Arturo Evola war nicht als Alchemist bekannt, sonst hätte er keinen einzigen Tag überlebt im Florenz des Mittelalters. Er war ein einundzwanzigjähriger Franziskanermönch, und zwar ein frommer. Mit sechzehn war er in die Priesterschaft eingetreten, was zu jener Zeit gar nicht ungewöhnlich war; wer Geistlicher wurde, konnte am ehesten in den Genuß weit überdurchschnittlicher Bildung kommen. Er war ein hervorragender Mann, zweifellos der am stärksten inspirierte Geist des dreizehnten Jahrhunderts. Doch die Geschichte kennt ihn nicht. Nur ich allein kenne ihn noch, und meine Erinnerung an ihn ist von Leid getrübt.
Ich begegnete ihm eines Tages nach der Messe. Ich verabscheute die Kirche, fand aber Gefallen am eigentlichen Gottesdienst. All diese Gesänge und Chöre und auch die ersten Orgeln sagten mir sehr zu. Oft ging ich zur Kommunion, nachdem ich die Beichte abgelegt hatte. Es fiel mir nicht leicht, ernst zu bleiben, wenn ich meine Sünden beichtete. Aus Spaß berichtete ich einmal einem Priester alles, was ich in meinem Leben angestellt hatte. Doch er war betrunken und wies mich nur an, fünf Ave Maria zu beten und mich zu benehmen. Ich brauchte ihn nicht zu töten.
Ich empfing das heilige Abendmahl von Arturo und traf ihn nach dem Gottesdienst. Ich merkte, daß er sich von mir angezogen fühlte. Zu jener Zeit hielten sich viele Priester Geliebte. Ich hatte mich um Arturos Bekanntschaft bemüht, weil eine Heilerin – eine Zigeunerin – mir von ihm berichtet hatte. Er sei ein Alchemist, der Steine in Gold verwandeln könne, Sonnenlicht in Ideen, Mondschein in Wollust.
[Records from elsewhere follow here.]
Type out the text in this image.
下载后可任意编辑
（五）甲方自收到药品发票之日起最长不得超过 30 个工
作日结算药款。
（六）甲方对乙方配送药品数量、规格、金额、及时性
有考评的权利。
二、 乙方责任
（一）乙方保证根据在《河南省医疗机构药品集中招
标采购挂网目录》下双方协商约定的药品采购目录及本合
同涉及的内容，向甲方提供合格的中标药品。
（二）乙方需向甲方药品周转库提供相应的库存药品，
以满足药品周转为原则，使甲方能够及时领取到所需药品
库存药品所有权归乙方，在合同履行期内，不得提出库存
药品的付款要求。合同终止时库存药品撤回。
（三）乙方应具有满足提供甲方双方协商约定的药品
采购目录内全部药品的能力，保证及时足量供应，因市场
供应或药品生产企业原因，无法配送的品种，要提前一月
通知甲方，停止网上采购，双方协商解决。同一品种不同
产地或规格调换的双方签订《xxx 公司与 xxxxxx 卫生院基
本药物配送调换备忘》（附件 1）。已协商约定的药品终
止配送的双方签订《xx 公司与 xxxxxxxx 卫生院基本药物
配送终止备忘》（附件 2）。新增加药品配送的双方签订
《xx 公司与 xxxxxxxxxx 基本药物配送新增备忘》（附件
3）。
Die Zigeunerin hielt viel auf Arturo. Sie wies mich an, mich ihm vorsichtig zu nähern, denn seine wahre Arbeit müsse der Kirche verborgen bleiben. Ich verstand.
Unter einem Alchemisten wird gemeinhin jemand verstanden, der versucht, aus unedlen Metallen Gold zu gewinnen. Das ist eine stark vereinfachende Definition. Tatsächlich ist Alchemie ein ausgedehntes physikalisches und metaphysisches System, das sowohl die Kosmologie als auch die Anthropologie umfaßt. Alles Natürliche und alles Übernatürliche hat Platz in ihm. Die Alchemie ist bestrebt, die Totalität des Organismus zu erfahren. Sie ist ein Weg der Erleuchtung. Die Zigeunerin meinte, Arturo sei der geborene Alchemist. Das Wissen käme bei ihm von innen heraus. Niemand brauche ihm in dieser Kunst etwas beizubringen.
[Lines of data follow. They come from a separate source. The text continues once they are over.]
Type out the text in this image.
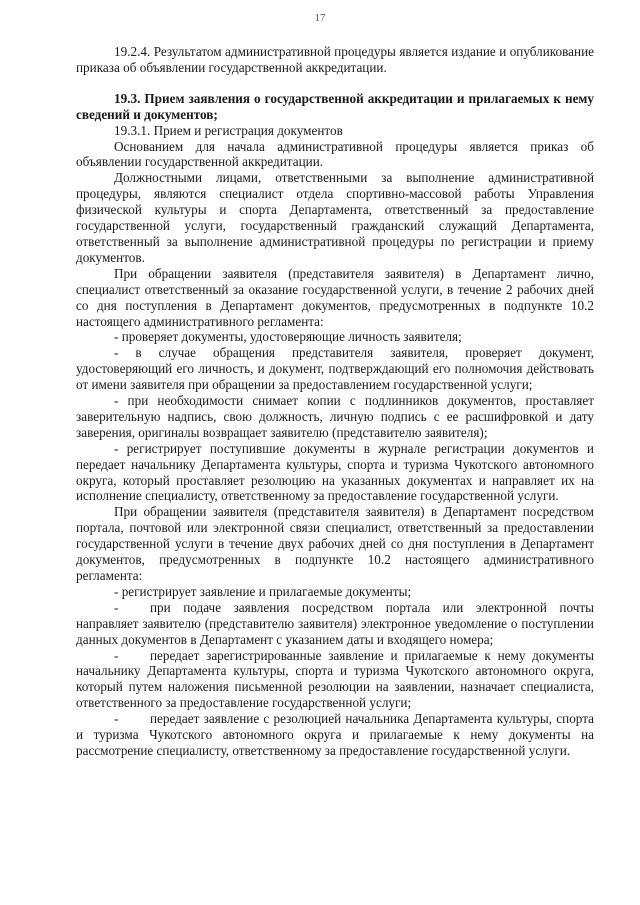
17

19.2.4. Результатом административной процедуры является издание и опубликование приказа об объявлении государственной аккредитации.

19.3. Прием заявления о государственной аккредитации и прилагаемых к нему сведений и документов;

19.3.1. Прием и регистрация документов

Основанием для начала административной процедуры является приказ об объявлении государственной аккредитации.

Должностными лицами, ответственными за выполнение административной процедуры, являются специалист отдела спортивно-массовой работы Управления физической культуры и спорта Департамента, ответственный за предоставление государственной услуги, государственный гражданский служащий Департамента, ответственный за выполнение административной процедуры по регистрации и приему документов.

При обращении заявителя (представителя заявителя) в Департамент лично, специалист ответственный за оказание государственной услуги, в течение 2 рабочих дней со дня поступления в Департамент документов, предусмотренных в подпункте 10.2 настоящего административного регламента:

- проверяет документы, удостоверяющие личность заявителя;

- в случае обращения представителя заявителя, проверяет документ, удостоверяющий его личность, и документ, подтверждающий его полномочия действовать от имени заявителя при обращении за предоставлением государственной услуги;

- при необходимости снимает копии с подлинников документов, проставляет заверительную надпись, свою должность, личную подпись с ее расшифровкой и дату заверения, оригиналы возвращает заявителю (представителю заявителя);

- регистрирует поступившие документы в журнале регистрации документов и передает начальнику Департамента культуры, спорта и туризма Чукотского автономного округа, который проставляет резолюцию на указанных документах и направляет их на исполнение специалисту, ответственному за предоставление государственной услуги.

При обращении заявителя (представителя заявителя) в Департамент посредством портала, почтовой или электронной связи специалист, ответственный за предоставлении государственной услуги в течение двух рабочих дней со дня поступления в Департамент документов, предусмотренных в подпункте 10.2 настоящего административного регламента:

- регистрирует заявление и прилагаемые документы;

- при подаче заявления посредством портала или электронной почты направляет заявителю (представителю заявителя) электронное уведомление о поступлении данных документов в Департамент с указанием даты и входящего номера;

- передает зарегистрированные заявление и прилагаемые к нему документы начальнику Департамента культуры, спорта и туризма Чукотского автономного округа, который путем наложения письменной резолюции на заявлении, назначает специалиста, ответственного за предоставление государственной услуги;

- передает заявление с резолюцией начальника Департамента культуры, спорта и туризма Чукотского автономного округа и прилагаемые к нему документы на рассмотрение специалисту, ответственному за предоставление государственной услуги.
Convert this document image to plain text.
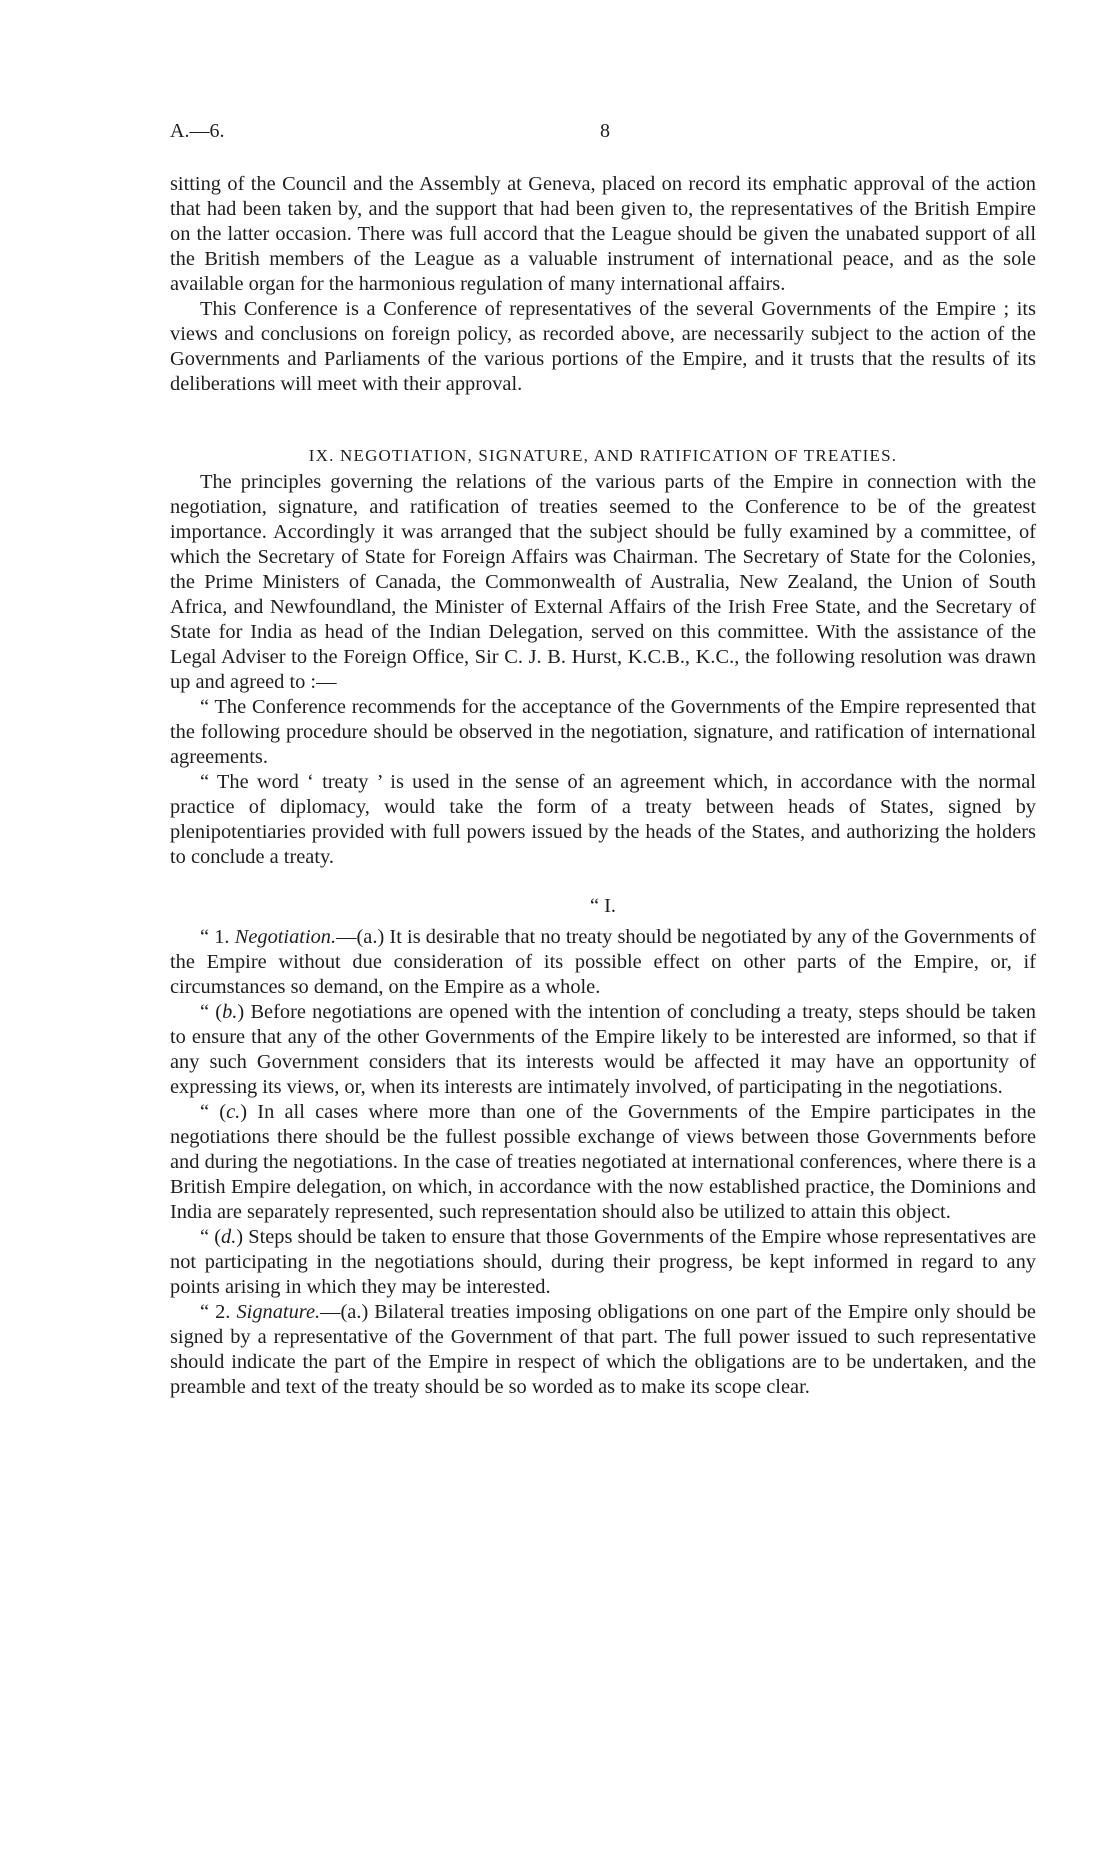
A.—6.	8

sitting of the Council and the Assembly at Geneva, placed on record its emphatic approval of the action that had been taken by, and the support that had been given to, the representatives of the British Empire on the latter occasion. There was full accord that the League should be given the unabated support of all the British members of the League as a valuable instrument of international peace, and as the sole available organ for the harmonious regulation of many international affairs.

This Conference is a Conference of representatives of the several Governments of the Empire ; its views and conclusions on foreign policy, as recorded above, are necessarily subject to the action of the Governments and Parliaments of the various portions of the Empire, and it trusts that the results of its deliberations will meet with their approval.

IX. NEGOTIATION, SIGNATURE, AND RATIFICATION OF TREATIES.

The principles governing the relations of the various parts of the Empire in connection with the negotiation, signature, and ratification of treaties seemed to the Conference to be of the greatest importance. Accordingly it was arranged that the subject should be fully examined by a committee, of which the Secretary of State for Foreign Affairs was Chairman. The Secretary of State for the Colonies, the Prime Ministers of Canada, the Commonwealth of Australia, New Zealand, the Union of South Africa, and Newfoundland, the Minister of External Affairs of the Irish Free State, and the Secretary of State for India as head of the Indian Delegation, served on this committee. With the assistance of the Legal Adviser to the Foreign Office, Sir C. J. B. Hurst, K.C.B., K.C., the following resolution was drawn up and agreed to :—

“ The Conference recommends for the acceptance of the Governments of the Empire represented that the following procedure should be observed in the negotiation, signature, and ratification of international agreements.

“ The word ‘ treaty ’ is used in the sense of an agreement which, in accordance with the normal practice of diplomacy, would take the form of a treaty between heads of States, signed by plenipotentiaries provided with full powers issued by the heads of the States, and authorizing the holders to conclude a treaty.

“ I.

“ 1. Negotiation.—(a.) It is desirable that no treaty should be negotiated by any of the Governments of the Empire without due consideration of its possible effect on other parts of the Empire, or, if circumstances so demand, on the Empire as a whole.

“ (b.) Before negotiations are opened with the intention of concluding a treaty, steps should be taken to ensure that any of the other Governments of the Empire likely to be interested are informed, so that if any such Government considers that its interests would be affected it may have an opportunity of expressing its views, or, when its interests are intimately involved, of participating in the negotiations.

“ (c.) In all cases where more than one of the Governments of the Empire participates in the negotiations there should be the fullest possible exchange of views between those Governments before and during the negotiations. In the case of treaties negotiated at international conferences, where there is a British Empire delegation, on which, in accordance with the now established practice, the Dominions and India are separately represented, such representation should also be utilized to attain this object.

“ (d.) Steps should be taken to ensure that those Governments of the Empire whose representatives are not participating in the negotiations should, during their progress, be kept informed in regard to any points arising in which they may be interested.

“ 2. Signature.—(a.) Bilateral treaties imposing obligations on one part of the Empire only should be signed by a representative of the Government of that part. The full power issued to such representative should indicate the part of the Empire in respect of which the obligations are to be undertaken, and the preamble and text of the treaty should be so worded as to make its scope clear.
»Sein einziges Problem besteht darin, daß er Katholik ist«, meinte sie. »Ein fanatischer.«
»Wie kann er beides denn miteinander vereinen?« wollte ich wissen.
Die Zigeunerin bekreuzigte sich. Auch sie war gläubig und abergläubisch zugleich. »Das weiß nur Gott allein«, sagte sie schließlich.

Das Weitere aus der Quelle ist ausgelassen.